Reflections on Their Eyes Were Watching God      by Alison Cable

The Dream Keeper, by Langston Hughes

Bring me all of your dreams,
You dreamers,
Bring me all of your
Heart melodies
That I may wrap them
In a blue cloud-cloth
Away from the too-rough fingers
Of the world.


I love this prayer-like poem.   It’s simple and painful, but it’s more than that.  A Black American Harlem Renaissance writer, Hughes knew all too well the “too-rough fingers” of the world, and this poem, like many of his others, exposes the raw fragility of dreams. The idea of wrapping dreams up in a “blue cloud-cloth”– the sky as a vast blanket that protects dreams from the realities that threaten them—is comforting and hopeful, and universal.

Last summer, Toby and I were discussing a salon on Catcher in the Rye, but then came the murder of George Floyd and the BLM protests and we reconsidered whose story we’d rather hear, and really listen to—Holden Caulfield or Janie Crawford?  Both coming of age tales, both quests for self-discovery, both written with skill and style, recognized as American classics.  But whose voice do we want to hear right now?  Need to hear.  Janie’s, of course.  Their Eyes Were Watching God was the clear choice, and the positive response from participants is a message in and of itself.  There was so much to explore, we’ll be running it again in November.  It’s in these choices that we can open ourselves up to examination and real change.

We ran a four-hour intensive, in which we looked carefully at the ways in which Zora Neale Hurston empowers Janie, by making her the teller of her own story and placing her within the classic quest structure as hero, unheard of for a mixed-race girl from Florida in the 1930’s.   We talked about how Hurston uses the vernacular to subvert the traditional linguistic hierarchy and by extension asserts that Black folk culture is valuable, worthy of “literary fiction” and our close attention (not always the assumption during the Harlem Renaissance).  It’s also just a beautiful story, and we delighted in the magic of her descriptions (‘Put me down easy, Janie, ah’m a cracked plate’).

We also talked about the nature imagery in the novel, and Hughes’ ‘cloud-cloth’ reminds me of Hurston’s recurring image of the horizon– from the evocative opening lines (‘Ships at a distance hold every man’s wish on board’) to the final lines, where Janie wraps herself in the horizon, having been there and back.

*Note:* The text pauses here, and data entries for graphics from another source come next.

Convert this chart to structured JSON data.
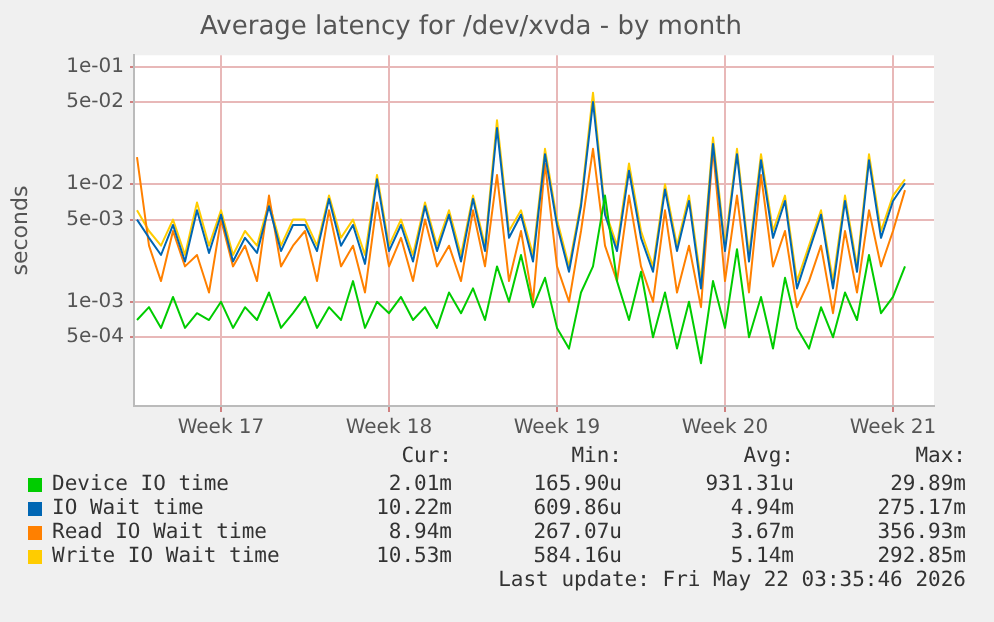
{
  "chart_data": {
    "type": "line",
    "title": "Average latency for /dev/xvda - by month",
    "ylabel": "seconds",
    "x": [
      "2026-04-20T00:00",
      "2026-04-20T12:00",
      "2026-04-21T00:00",
      "2026-04-21T12:00",
      "2026-04-22T00:00",
      "2026-04-22T12:00",
      "2026-04-23T00:00",
      "2026-04-23T12:00",
      "2026-04-24T00:00",
      "2026-04-24T12:00",
      "2026-04-25T00:00",
      "2026-04-25T12:00",
      "2026-04-26T00:00",
      "2026-04-26T12:00",
      "2026-04-27T00:00",
      "2026-04-27T12:00",
      "2026-04-28T00:00",
      "2026-04-28T12:00",
      "2026-04-29T00:00",
      "2026-04-29T12:00",
      "2026-04-30T00:00",
      "2026-04-30T12:00",
      "2026-05-01T00:00",
      "2026-05-01T12:00",
      "2026-05-02T00:00",
      "2026-05-02T12:00",
      "2026-05-03T00:00",
      "2026-05-03T12:00",
      "2026-05-04T00:00",
      "2026-05-04T12:00",
      "2026-05-05T00:00",
      "2026-05-05T12:00",
      "2026-05-06T00:00",
      "2026-05-06T12:00",
      "2026-05-07T00:00",
      "2026-05-07T12:00",
      "2026-05-08T00:00",
      "2026-05-08T12:00",
      "2026-05-09T00:00",
      "2026-05-09T12:00",
      "2026-05-10T00:00",
      "2026-05-10T12:00",
      "2026-05-11T00:00",
      "2026-05-11T12:00",
      "2026-05-12T00:00",
      "2026-05-12T12:00",
      "2026-05-13T00:00",
      "2026-05-13T12:00",
      "2026-05-14T00:00",
      "2026-05-14T12:00",
      "2026-05-15T00:00",
      "2026-05-15T12:00",
      "2026-05-16T00:00",
      "2026-05-16T12:00",
      "2026-05-17T00:00",
      "2026-05-17T12:00",
      "2026-05-18T00:00",
      "2026-05-18T12:00",
      "2026-05-19T00:00",
      "2026-05-19T12:00",
      "2026-05-20T00:00",
      "2026-05-20T12:00",
      "2026-05-21T00:00",
      "2026-05-21T12:00",
      "2026-05-22T00:00"
    ],
    "series": [
      {
        "name": "Device IO time",
        "color": "#00cc00",
        "values": [
          0.0007,
          0.0009,
          0.0006,
          0.0011,
          0.0006,
          0.0008,
          0.0007,
          0.001,
          0.0006,
          0.0009,
          0.0007,
          0.0012,
          0.0006,
          0.0008,
          0.0011,
          0.0006,
          0.0009,
          0.0007,
          0.0015,
          0.0006,
          0.001,
          0.0008,
          0.0011,
          0.0007,
          0.0009,
          0.0006,
          0.0012,
          0.0008,
          0.0013,
          0.0007,
          0.002,
          0.001,
          0.0025,
          0.0009,
          0.0016,
          0.0006,
          0.0004,
          0.0012,
          0.002,
          0.008,
          0.0015,
          0.0007,
          0.0018,
          0.0005,
          0.0012,
          0.0004,
          0.001,
          0.0003,
          0.0015,
          0.0006,
          0.0028,
          0.0005,
          0.0011,
          0.0004,
          0.0016,
          0.0006,
          0.0004,
          0.0009,
          0.0005,
          0.0012,
          0.0007,
          0.0025,
          0.0008,
          0.0011,
          0.002
        ]
      },
      {
        "name": "IO Wait time",
        "color": "#0066b3",
        "values": [
          0.005,
          0.0035,
          0.0025,
          0.0045,
          0.0022,
          0.006,
          0.0026,
          0.0055,
          0.0022,
          0.0035,
          0.0026,
          0.0065,
          0.0027,
          0.0045,
          0.0045,
          0.0027,
          0.0075,
          0.003,
          0.0045,
          0.0021,
          0.011,
          0.0027,
          0.0045,
          0.0022,
          0.0065,
          0.0027,
          0.0055,
          0.0022,
          0.0075,
          0.0027,
          0.03,
          0.0035,
          0.0055,
          0.0022,
          0.018,
          0.0045,
          0.0018,
          0.0065,
          0.05,
          0.0055,
          0.0027,
          0.013,
          0.0035,
          0.0018,
          0.009,
          0.0027,
          0.0072,
          0.0013,
          0.022,
          0.0027,
          0.018,
          0.0022,
          0.016,
          0.0035,
          0.0072,
          0.0013,
          0.0027,
          0.0055,
          0.0013,
          0.0072,
          0.0018,
          0.016,
          0.0035,
          0.0072,
          0.0102
        ]
      },
      {
        "name": "Read IO Wait time",
        "color": "#ff8000",
        "values": [
          0.017,
          0.003,
          0.0015,
          0.004,
          0.002,
          0.0025,
          0.0012,
          0.005,
          0.002,
          0.003,
          0.0015,
          0.008,
          0.002,
          0.003,
          0.004,
          0.0015,
          0.006,
          0.002,
          0.003,
          0.0012,
          0.007,
          0.002,
          0.0035,
          0.0015,
          0.005,
          0.002,
          0.003,
          0.0015,
          0.006,
          0.002,
          0.012,
          0.0015,
          0.004,
          0.001,
          0.015,
          0.002,
          0.001,
          0.004,
          0.02,
          0.003,
          0.0015,
          0.008,
          0.002,
          0.001,
          0.006,
          0.0012,
          0.003,
          0.0009,
          0.02,
          0.0015,
          0.008,
          0.0012,
          0.012,
          0.002,
          0.004,
          0.0009,
          0.0015,
          0.003,
          0.0008,
          0.004,
          0.0012,
          0.006,
          0.002,
          0.004,
          0.0089
        ]
      },
      {
        "name": "Write IO Wait time",
        "color": "#ffcc00",
        "values": [
          0.006,
          0.004,
          0.003,
          0.005,
          0.0025,
          0.007,
          0.003,
          0.006,
          0.0025,
          0.004,
          0.003,
          0.007,
          0.003,
          0.005,
          0.005,
          0.003,
          0.008,
          0.0035,
          0.005,
          0.0025,
          0.012,
          0.003,
          0.005,
          0.0025,
          0.007,
          0.003,
          0.006,
          0.0025,
          0.008,
          0.003,
          0.035,
          0.004,
          0.006,
          0.0025,
          0.02,
          0.005,
          0.002,
          0.007,
          0.06,
          0.006,
          0.003,
          0.015,
          0.004,
          0.002,
          0.01,
          0.003,
          0.008,
          0.0015,
          0.025,
          0.003,
          0.02,
          0.0025,
          0.018,
          0.004,
          0.008,
          0.0015,
          0.003,
          0.006,
          0.0015,
          0.008,
          0.002,
          0.018,
          0.004,
          0.008,
          0.011
        ]
      }
    ],
    "xlim": [
      "2026-04-19T21:00",
      "2026-05-23T05:00"
    ],
    "xticks": [
      {
        "value": "2026-04-23T12:00",
        "label": "Week 17"
      },
      {
        "value": "2026-04-30T12:00",
        "label": "Week 18"
      },
      {
        "value": "2026-05-07T12:00",
        "label": "Week 19"
      },
      {
        "value": "2026-05-14T12:00",
        "label": "Week 20"
      },
      {
        "value": "2026-05-21T12:00",
        "label": "Week 21"
      }
    ],
    "ylim": [
      0.00013,
      0.125
    ],
    "yticks": [
      {
        "value": 0.0005,
        "label": "5e-04"
      },
      {
        "value": 0.001,
        "label": "1e-03"
      },
      {
        "value": 0.005,
        "label": "5e-03"
      },
      {
        "value": 0.01,
        "label": "1e-02"
      },
      {
        "value": 0.05,
        "label": "5e-02"
      },
      {
        "value": 0.1,
        "label": "1e-01"
      }
    ],
    "log": "y",
    "grid": true,
    "legend": "bottom",
    "marker": "none",
    "line_style": "solid",
    "annotations": [
      "Cur:",
      "Min:",
      "Avg:",
      "Max:",
      "2.01m",
      "165.90u",
      "931.31u",
      "29.89m",
      "10.22m",
      "609.86u",
      "4.94m",
      "275.17m",
      "8.94m",
      "267.07u",
      "3.67m",
      "356.93m",
      "10.53m",
      "584.16u",
      "5.14m",
      "292.85m",
      "Last update: Fri May 22 03:35:46 2026"
    ]
  }
}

Toward the beginning of her coming-of-age journey, Janie aspires to fulfilment through love and self-expression, but her grandmother marries her off to a man who will treat her as a servant:

Nanny had taken the biggest thing God ever made, the horizon—for no matter how far a person can go the horizon is still way beyond you—and pinched it in to such a little bit of a thing that she could tie it about her granddaughter’s neck tight enough to choke her. (102)

But two husbands and a hurricane later, Janie has returned home from her quest to tell her story and share the prize with her community:

Here was peace.  She pulled in her horizon like a great fish-net.  Pulled it from around the waist of the world and draped it over her shoulder.  So much of life in it’s meshes! She called in her soul to come and see. (221)

While this is not a book overtly about racism, it is a portrait of Black life in a racist society.  White readers like myself who attend to it closely are given an opportunity to take a step toward understanding the lived experience of racism.  Hurston celebrates the living rhythms of Black communities and cultural expressions, and portrays Black people within their own framework, not simply responding to white people nor the racism white communities perpetrate (e.g. through the use of the vernacular, the absence of white characters).  Zadie Smith sums it up better than I can: “It is about the discovery of self in and through another.  It suggests that even the dark and terrible banality of racism can recede to a vanishing point where you understand, and are understood by, another human being.”